ヘッペは、鶏の様な何かの目を見つめ、優しく(?)語りかけた。


「……うん、そうだな。辛かったろう、。……。……そうだな、分かるぞ」


「…コッケコゥ!!コケッ!!」


佐藤アルゼンチン

「……あー、ヤバい。ヤバくね? あれ。……。……なに? 何してるの。ねえ。…鶏と!」


ヘッペ

「……ふん。貴様らにこの鶏のような何か冤罪個体が、何と言って鳴いているのかわからんのか?」


佐藤アルゼンチン

「……。……コケコッコー。じゃねえ。…じゃねえの。普通に…ねぇ!!」


ヘッペ

「……ふん。凡夫め。彼は『やってねーよー』と、かつての冤罪を叫んでいるのだ。

彼はかつて罪人として処刑され、無念のあまり鶏に転生した。

……いいか? 彼は全能力パラメータリソースを、『やってねー』に全振りしている。

ゆえにな、自分が産んだ卵すら証拠物件データと勘違いして、なんだかわからずに蹴飛ばすのだ。……。……ククク。

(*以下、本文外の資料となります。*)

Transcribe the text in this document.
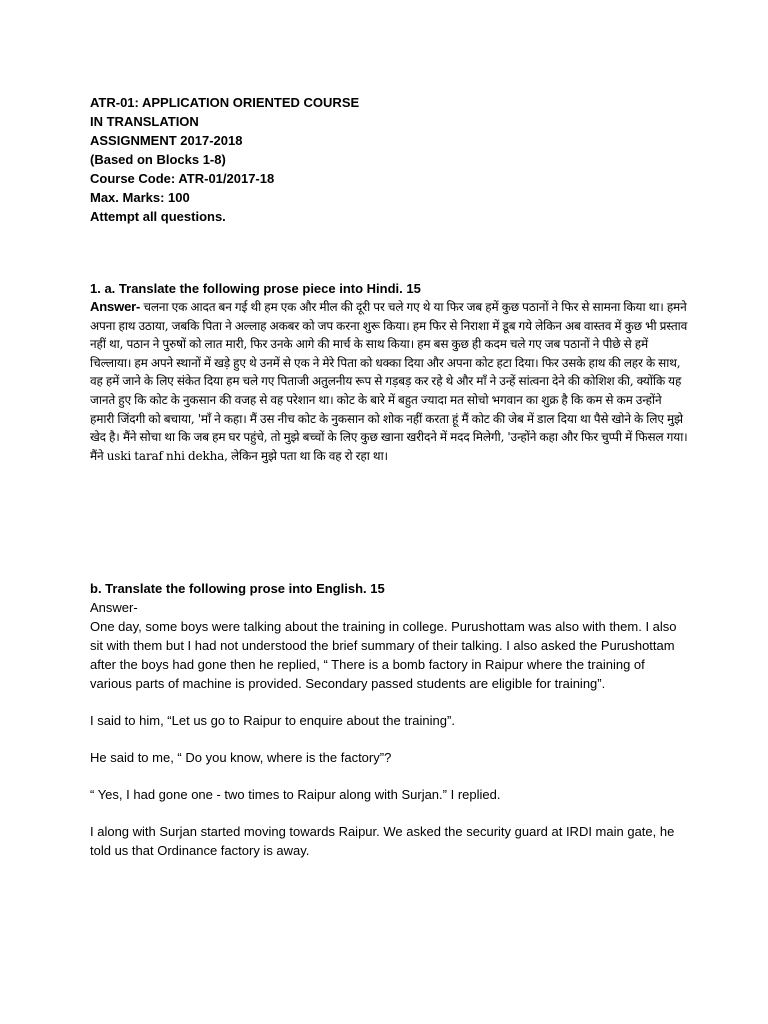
ATR-01: APPLICATION ORIENTED COURSE
IN TRANSLATION
ASSIGNMENT 2017-2018
(Based on Blocks 1-8)
Course Code: ATR-01/2017-18
Max. Marks: 100
Attempt all questions.
1. a. Translate the following prose piece into Hindi. 15
Answer- चलना एक आदत बन गई थी हम एक और मील की दूरी पर चले गए थे या फिर जब हमें कुछ पठानों ने फिर से सामना किया था। हमने अपना हाथ उठाया, जबकि पिता ने अल्लाह अकबर को जप करना शुरू किया। हम फिर से निराशा में डूब गये लेकिन अब वास्तव में कुछ भी प्रस्ताव नहीं था, पठान ने पुरुषों को लात मारी, फिर उनके आगे की मार्च के साथ किया। हम बस कुछ ही कदम चले गए जब पठानों ने पीछे से हमें चिल्लाया। हम अपने स्थानों में खड़े हुए थे उनमें से एक ने मेरे पिता को धक्का दिया और अपना कोट हटा दिया। फिर उसके हाथ की लहर के साथ, वह हमें जाने के लिए संकेत दिया हम चले गए पिताजी अतुलनीय रूप से गड़बड़ कर रहे थे और माँ ने उन्हें सांत्वना देने की कोशिश की, क्योंकि यह जानते हुए कि कोट के नुकसान की वजह से वह परेशान था। कोट के बारे में बहुत ज्यादा मत सोचो भगवान का शुक्र है कि कम से कम उन्होंने हमारी जिंदगी को बचाया, 'माँ ने कहा। मैं उस नीच कोट के नुकसान को शोक नहीं करता हूं मैं कोट की जेब में डाल दिया था पैसे खोने के लिए मुझे खेद है। मैंने सोचा था कि जब हम घर पहुंचे, तो मुझे बच्चों के लिए कुछ खाना खरीदने में मदद मिलेगी, 'उन्होंने कहा और फिर चुप्पी में फिसल गया। मैंने uski taraf nhi dekha, लेकिन मुझे पता था कि वह रो रहा था।
b. Translate the following prose into English. 15
Answer-

One day, some boys were talking about the training in college. Purushottam was also with them. I also sit with them but I had not understood the brief summary of their talking. I also asked the Purushottam after the boys had gone then he replied, “ There is a bomb factory in Raipur where the training of various parts of machine is provided. Secondary passed students are eligible for training”.

I said to him, “Let us go to Raipur to enquire about the training”.

He said to me, “ Do you know, where is the factory”?

“ Yes, I had gone one - two times to Raipur along with Surjan.” I replied.

I along with Surjan started moving towards Raipur. We asked the security guard at IRDI main gate, he told us that Ordinance factory is away.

……ウケるな」


 ポロッ、と産み落とされた卵を、鶏は「やってねー!」と叫びながら全力でサイドキック物理攻撃した。卵は放物線を描き、草原の彼方へ消えていく。


アルヴィス

「……なんと……! 血の繋がった子すら、真実潔白のために犠牲にするというのか……! その不屈の精神スタック、……ひ、……ひぃいいいいいん!!(号泣)」


佐藤アルゼンチン

「……あー、無理。無理。…泣く勇者。笑う賢者。